Black Morning
In the pearl grey dawn, shadows blended with reality. Wraith-like wisps of white mist hung through bare-branched trees, threading their way in and out of ironwork door signs. Silent metallic cockerels, posing clawed dragons and stiff grim reapers clung to rusty nails on chimney tops whose own first whiffs of morning smoke soared aloft to join the roof-high dance.
Spires atop the Cathedral on the edge of the small provincial town, rose high above the swirling fog of night dampness and newly acquired pollution. A deep dull bong sounded from the cracked bell that resonated high up in the belfry tower.
At seven a.m., a line of black shrouded figures made their way swiftly along the cobbled street. As they disappeared down the steep winding pathway heading towards the distant church, they gave the impression of a group of comedic penguins, their robes swinging from side to side like quaint webbed feet, their sleeves floating outwards in the guise of flippers. As they hurried down the hill, they seemed for all the world as if they were headed for some distant frozen beach, ready to cast themselves into a broiling ice-grey ocean.

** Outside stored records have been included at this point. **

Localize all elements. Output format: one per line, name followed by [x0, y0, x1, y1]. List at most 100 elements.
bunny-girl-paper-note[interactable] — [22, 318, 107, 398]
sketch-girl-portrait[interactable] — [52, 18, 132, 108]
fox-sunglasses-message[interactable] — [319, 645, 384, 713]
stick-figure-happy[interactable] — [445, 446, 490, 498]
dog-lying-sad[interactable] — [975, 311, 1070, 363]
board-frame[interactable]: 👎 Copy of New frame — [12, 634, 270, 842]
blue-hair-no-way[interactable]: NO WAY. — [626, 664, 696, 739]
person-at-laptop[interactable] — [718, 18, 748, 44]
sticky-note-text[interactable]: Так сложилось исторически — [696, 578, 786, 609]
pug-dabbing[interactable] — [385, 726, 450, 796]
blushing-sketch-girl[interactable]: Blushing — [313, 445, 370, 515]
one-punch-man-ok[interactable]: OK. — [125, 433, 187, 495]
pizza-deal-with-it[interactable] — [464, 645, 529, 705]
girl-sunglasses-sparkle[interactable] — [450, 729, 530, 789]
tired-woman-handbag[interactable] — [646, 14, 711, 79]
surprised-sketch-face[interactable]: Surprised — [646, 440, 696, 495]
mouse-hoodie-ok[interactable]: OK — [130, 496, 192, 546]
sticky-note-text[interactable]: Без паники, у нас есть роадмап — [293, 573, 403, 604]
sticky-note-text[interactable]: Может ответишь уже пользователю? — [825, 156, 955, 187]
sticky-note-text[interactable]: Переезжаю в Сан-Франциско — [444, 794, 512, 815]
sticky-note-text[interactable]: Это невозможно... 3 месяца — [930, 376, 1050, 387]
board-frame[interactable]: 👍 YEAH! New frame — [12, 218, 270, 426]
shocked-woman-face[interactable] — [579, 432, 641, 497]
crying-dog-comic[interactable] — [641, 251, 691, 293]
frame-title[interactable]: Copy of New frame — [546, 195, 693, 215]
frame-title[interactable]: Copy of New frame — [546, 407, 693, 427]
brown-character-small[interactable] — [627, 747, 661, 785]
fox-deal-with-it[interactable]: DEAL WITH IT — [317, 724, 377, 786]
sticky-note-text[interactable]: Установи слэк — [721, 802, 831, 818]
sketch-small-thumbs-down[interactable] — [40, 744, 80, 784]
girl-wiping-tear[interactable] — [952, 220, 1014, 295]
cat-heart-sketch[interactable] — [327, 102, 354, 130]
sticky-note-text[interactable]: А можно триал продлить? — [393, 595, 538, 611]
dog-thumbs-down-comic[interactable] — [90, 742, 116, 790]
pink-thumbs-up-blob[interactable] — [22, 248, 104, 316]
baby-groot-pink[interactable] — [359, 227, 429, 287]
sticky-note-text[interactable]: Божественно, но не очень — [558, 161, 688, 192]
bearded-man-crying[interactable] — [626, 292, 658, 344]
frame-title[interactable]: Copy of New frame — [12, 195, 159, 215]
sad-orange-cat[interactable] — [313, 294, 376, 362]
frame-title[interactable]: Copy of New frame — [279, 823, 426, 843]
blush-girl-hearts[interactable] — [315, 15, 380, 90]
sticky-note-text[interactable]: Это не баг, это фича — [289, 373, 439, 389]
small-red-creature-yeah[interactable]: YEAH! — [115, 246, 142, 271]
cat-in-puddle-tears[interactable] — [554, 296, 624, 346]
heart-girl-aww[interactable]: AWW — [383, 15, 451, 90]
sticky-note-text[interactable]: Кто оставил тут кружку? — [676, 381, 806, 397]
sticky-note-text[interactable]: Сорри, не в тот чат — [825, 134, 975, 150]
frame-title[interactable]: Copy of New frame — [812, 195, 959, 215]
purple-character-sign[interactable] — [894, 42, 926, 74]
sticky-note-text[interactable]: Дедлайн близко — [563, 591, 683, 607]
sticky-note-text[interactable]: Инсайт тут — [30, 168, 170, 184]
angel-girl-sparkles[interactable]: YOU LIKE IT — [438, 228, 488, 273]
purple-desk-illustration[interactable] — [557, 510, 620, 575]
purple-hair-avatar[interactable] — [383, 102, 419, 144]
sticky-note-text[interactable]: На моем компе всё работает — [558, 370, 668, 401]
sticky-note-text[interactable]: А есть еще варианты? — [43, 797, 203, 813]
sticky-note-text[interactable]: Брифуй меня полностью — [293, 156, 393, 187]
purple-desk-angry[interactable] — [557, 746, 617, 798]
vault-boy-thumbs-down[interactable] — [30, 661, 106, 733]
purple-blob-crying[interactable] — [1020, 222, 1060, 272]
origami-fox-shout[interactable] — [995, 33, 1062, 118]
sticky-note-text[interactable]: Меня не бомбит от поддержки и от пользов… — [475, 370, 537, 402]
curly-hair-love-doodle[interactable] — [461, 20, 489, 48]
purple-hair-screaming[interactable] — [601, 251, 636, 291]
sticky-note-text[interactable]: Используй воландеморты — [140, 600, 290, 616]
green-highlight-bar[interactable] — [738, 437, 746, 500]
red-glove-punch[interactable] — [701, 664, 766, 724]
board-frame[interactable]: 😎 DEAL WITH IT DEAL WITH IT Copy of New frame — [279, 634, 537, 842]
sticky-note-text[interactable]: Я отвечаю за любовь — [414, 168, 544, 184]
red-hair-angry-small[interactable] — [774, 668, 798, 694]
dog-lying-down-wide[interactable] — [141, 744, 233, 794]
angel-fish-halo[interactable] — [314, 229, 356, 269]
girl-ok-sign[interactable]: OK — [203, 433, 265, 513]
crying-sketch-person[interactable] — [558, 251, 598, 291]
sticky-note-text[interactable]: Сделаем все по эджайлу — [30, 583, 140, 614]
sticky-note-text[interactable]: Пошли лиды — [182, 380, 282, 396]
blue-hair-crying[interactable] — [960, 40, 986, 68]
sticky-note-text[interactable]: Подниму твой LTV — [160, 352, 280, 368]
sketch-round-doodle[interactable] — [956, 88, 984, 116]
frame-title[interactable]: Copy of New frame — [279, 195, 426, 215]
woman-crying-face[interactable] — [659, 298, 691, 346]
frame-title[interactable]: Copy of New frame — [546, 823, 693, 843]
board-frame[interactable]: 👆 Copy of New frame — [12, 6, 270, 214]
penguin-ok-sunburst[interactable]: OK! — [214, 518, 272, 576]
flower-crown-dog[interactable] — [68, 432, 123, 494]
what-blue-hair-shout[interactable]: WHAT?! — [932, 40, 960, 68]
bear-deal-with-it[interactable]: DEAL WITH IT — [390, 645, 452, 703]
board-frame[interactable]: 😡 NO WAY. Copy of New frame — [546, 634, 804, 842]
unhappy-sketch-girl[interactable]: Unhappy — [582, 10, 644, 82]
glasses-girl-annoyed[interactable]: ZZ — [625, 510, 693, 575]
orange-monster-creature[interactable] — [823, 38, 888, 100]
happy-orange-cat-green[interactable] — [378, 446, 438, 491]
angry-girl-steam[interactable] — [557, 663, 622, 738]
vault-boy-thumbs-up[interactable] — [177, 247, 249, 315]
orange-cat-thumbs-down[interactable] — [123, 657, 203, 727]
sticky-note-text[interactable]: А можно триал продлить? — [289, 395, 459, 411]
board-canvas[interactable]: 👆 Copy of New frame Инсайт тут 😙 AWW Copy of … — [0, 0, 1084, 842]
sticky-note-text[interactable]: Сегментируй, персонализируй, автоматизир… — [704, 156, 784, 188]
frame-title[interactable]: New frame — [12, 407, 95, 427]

The church door was opened, ready to admit the priests, by the ghastly looking figure of an ancient Cardinal. Garbed in the same ethereal cloth, a pointed mitre tilted at an angle, he was like a raven waiting to pounce.
As the day broke, so did the mist thin and rise above the jutting spires. Black birds, wheeling and diving above the tree tops out across the textured cornfields behind the church, cawed their chorus to the fresh dew-filled air.
It was like a morning full of crows, the sight of the iron-spiked railings that surrounded the ancient burial grounds to the side of the Cathedral. A morning full of stiff, black birds with their beaks pointed skywards in anticipation of the sombre service and funeral of the richest old man of that Parish, to be held a few short hours hence.
The death of a man whom no one mourned, was an unusual occurrence, yet there would be attendants to watch him sink into the dank earth. Those who would benefit by this man's demise would oversee the event - the Church, and its compliment of keepers. These dark-gowned vultures were ready and willing to pick his 'gold-lined' casket clean of every coin, every speck of that sparkling dust as remote from their dismal mood and colour as the Earth is from the centre of the Universe.
Rooks, crows, ravens - those harbingers of doom would mark his passing, wheeling aloft in the drab morning sky only to swoop and settle around the open grave, saying their last farewells to their Master whose attendance on their needs during his lifetime constrained these free-flying avians to his earth-bound body.
The local rector, a beaky jackdaw of a man, made his way up to the Cathedral at the stroke of nine, summoned by the off-tune bell. Tipping his clerical topper to the chattering old crones who wished to know where he was going so early in the day, he bowed and bobbed to their magpie-like appearance - white ruffed collars and black wrinkled dresses that clung to their ankles in the dampness of the morning. Making his excuses, the rector turned and hurried away, leaving them gawking.
Not wishing to be left out of local gossip, or possible handouts, the hobbling crones, their wicker baskets clasped tight against their shrunken bosoms, followed the strutting rector whose jutting stomach, swollen with good living, bounced at every stride, his quick jerky movements made in haste. He would not be left out when division was made.
Old Samuel Broley had spoken as he lay dying. You shall be included, he had said, voice quavering. Glee had lighted the rector's red face and the thought of what he would gain put a zing in his step as he arrived at the Cathedral door, puffing and shiny. Soon - it would be soon!
Within the darkened Hallowed place, the bier rested upon trestles within the central aisle. Dark stained oak, the coffin lay peaceful in the gloom with but one solitary beam of light from a lamp high up in the Nave shining on the head of the casket.
As the rector entered, a gust of wind blew the doors from his grasp. Wings beat the air as the mixed flock entered upon the squall, feathers just missing the upturned faces of distraught churchmen. Floating cassocks covered bleating faces as arms flailed in the gale. Bits of dead leaf and twig, carried in on the wind, battered bare skin of all those who could not cover themselves.
Dust rose in the gloom to dance in glinting rhythm within the beam as the whirlwind subsided. The hubub of shouting churchmen, each trying to calm the other, began to ease but above, the whirling birds called noisily. Caws rocked the Chancel as each bird added its voice to the cacophony. The Nave echoed to their sounds.
At last, the coal-coloured creatures settled, some high above in nooks and on ledges, others perched upon the backs of dun-hued pews. The last bird settled atop the head of the coffin. Black and shining, the crow fixed a baleful eye on the rector who had crept along a side aisle during the commotion and was now on his knees in the front pew. The jet black crow, pecking on the lid, brought stillness to the church.
Like silent ghosts, the birds clung high above whilst the old Cardinal shakily prepared for the Service trying to ignore the stiff-backed sentinel that stood motionless upon the coffin. He was the Guardian of his Master's soul. To him was given the last right.